De petites flottilles remontent ainsi le fleuve vers l’intérieur des terres, puis le descendent et livrent leurs marchandises à Saint Louis qui sert de zone de transit. La bonne volonté des princes locaux, le long du fleuve, à laisser passer les convois, est renforcée par des tributs réguliers, versés par la colonie, en numéraire, en armes, munitions, et les redevances pour la fourniture des «cargaisons» de toutes natures : esclaves, la gomme arabique, l’or, l’ivoire et l’alimentation de Saint Louis.

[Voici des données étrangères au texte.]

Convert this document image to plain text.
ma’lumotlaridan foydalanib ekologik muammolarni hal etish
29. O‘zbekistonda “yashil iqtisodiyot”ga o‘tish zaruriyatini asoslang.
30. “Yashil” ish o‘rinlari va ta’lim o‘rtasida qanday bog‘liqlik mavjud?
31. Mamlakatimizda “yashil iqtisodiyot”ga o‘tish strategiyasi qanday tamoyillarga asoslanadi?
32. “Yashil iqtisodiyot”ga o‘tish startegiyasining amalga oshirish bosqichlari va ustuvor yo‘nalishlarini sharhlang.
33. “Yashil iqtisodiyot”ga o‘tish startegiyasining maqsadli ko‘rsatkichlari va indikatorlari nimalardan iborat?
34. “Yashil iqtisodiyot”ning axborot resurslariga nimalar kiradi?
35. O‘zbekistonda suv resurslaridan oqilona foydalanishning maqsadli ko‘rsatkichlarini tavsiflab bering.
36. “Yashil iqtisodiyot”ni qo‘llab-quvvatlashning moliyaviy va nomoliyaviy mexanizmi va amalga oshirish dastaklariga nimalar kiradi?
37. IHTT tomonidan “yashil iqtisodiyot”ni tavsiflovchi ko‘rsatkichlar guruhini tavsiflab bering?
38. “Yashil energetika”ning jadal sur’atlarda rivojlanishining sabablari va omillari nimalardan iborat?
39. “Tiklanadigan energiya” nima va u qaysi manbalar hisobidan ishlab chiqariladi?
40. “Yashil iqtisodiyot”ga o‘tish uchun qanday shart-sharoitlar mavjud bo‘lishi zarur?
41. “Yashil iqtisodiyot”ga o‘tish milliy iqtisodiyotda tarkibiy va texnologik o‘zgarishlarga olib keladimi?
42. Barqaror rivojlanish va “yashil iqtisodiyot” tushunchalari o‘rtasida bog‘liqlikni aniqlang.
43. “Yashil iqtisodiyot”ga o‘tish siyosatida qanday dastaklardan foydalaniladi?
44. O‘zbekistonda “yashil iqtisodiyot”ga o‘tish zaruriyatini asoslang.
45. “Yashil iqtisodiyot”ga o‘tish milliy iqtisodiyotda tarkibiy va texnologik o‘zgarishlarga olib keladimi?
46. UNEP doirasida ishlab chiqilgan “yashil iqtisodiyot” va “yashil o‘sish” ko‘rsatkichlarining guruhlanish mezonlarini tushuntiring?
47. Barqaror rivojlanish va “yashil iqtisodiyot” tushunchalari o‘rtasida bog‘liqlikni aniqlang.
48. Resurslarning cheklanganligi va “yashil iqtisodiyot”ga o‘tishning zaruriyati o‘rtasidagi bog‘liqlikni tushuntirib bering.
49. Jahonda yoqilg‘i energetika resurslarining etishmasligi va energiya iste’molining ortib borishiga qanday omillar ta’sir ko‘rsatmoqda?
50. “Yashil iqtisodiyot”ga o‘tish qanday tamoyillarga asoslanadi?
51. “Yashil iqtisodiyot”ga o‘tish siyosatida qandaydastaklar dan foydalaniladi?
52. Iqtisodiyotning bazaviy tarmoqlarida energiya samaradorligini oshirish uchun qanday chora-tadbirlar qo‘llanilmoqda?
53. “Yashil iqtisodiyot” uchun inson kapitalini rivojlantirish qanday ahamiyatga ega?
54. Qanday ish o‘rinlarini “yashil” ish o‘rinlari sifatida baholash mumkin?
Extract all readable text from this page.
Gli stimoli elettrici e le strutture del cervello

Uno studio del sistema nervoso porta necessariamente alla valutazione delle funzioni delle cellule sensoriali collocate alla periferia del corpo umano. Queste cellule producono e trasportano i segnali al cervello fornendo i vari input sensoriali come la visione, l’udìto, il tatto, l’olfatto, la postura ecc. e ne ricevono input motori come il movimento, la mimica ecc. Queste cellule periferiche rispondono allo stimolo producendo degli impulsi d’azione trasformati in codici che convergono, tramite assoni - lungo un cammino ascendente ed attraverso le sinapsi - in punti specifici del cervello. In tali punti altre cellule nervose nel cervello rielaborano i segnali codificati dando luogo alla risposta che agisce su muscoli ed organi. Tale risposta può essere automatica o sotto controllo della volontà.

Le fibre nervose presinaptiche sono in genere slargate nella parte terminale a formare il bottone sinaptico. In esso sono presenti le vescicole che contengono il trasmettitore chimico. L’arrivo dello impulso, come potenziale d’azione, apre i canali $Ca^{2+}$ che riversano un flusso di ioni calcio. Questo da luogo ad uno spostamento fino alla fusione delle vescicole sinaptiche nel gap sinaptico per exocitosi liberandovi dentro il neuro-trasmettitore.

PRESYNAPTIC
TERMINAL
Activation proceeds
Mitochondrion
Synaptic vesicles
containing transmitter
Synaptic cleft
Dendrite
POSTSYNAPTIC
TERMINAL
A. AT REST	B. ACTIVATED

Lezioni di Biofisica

Les vaisseaux des armateurs de l’Ouest de la France prennent alors le relais. Pour atteindre l’ile à partir de l’océan, il faut passer «la barre» : un cordon littoral de haut fonds, et seuls les petits navires le peuvent.

L’ile de Gorée (occupée depuis 1677) sert de point de ravitaillement sur la route de l’Océan Indien, et aussi de poste de traite pour le commerce des esclaves.

Le gouverneur, installé à St-Louis, est chargé de maintenir la présence française avec une petite garnison, mais aussi et surtout, favoriser le commerce et le bon voisinage avec les petits royaumes locaux le long du fleuve.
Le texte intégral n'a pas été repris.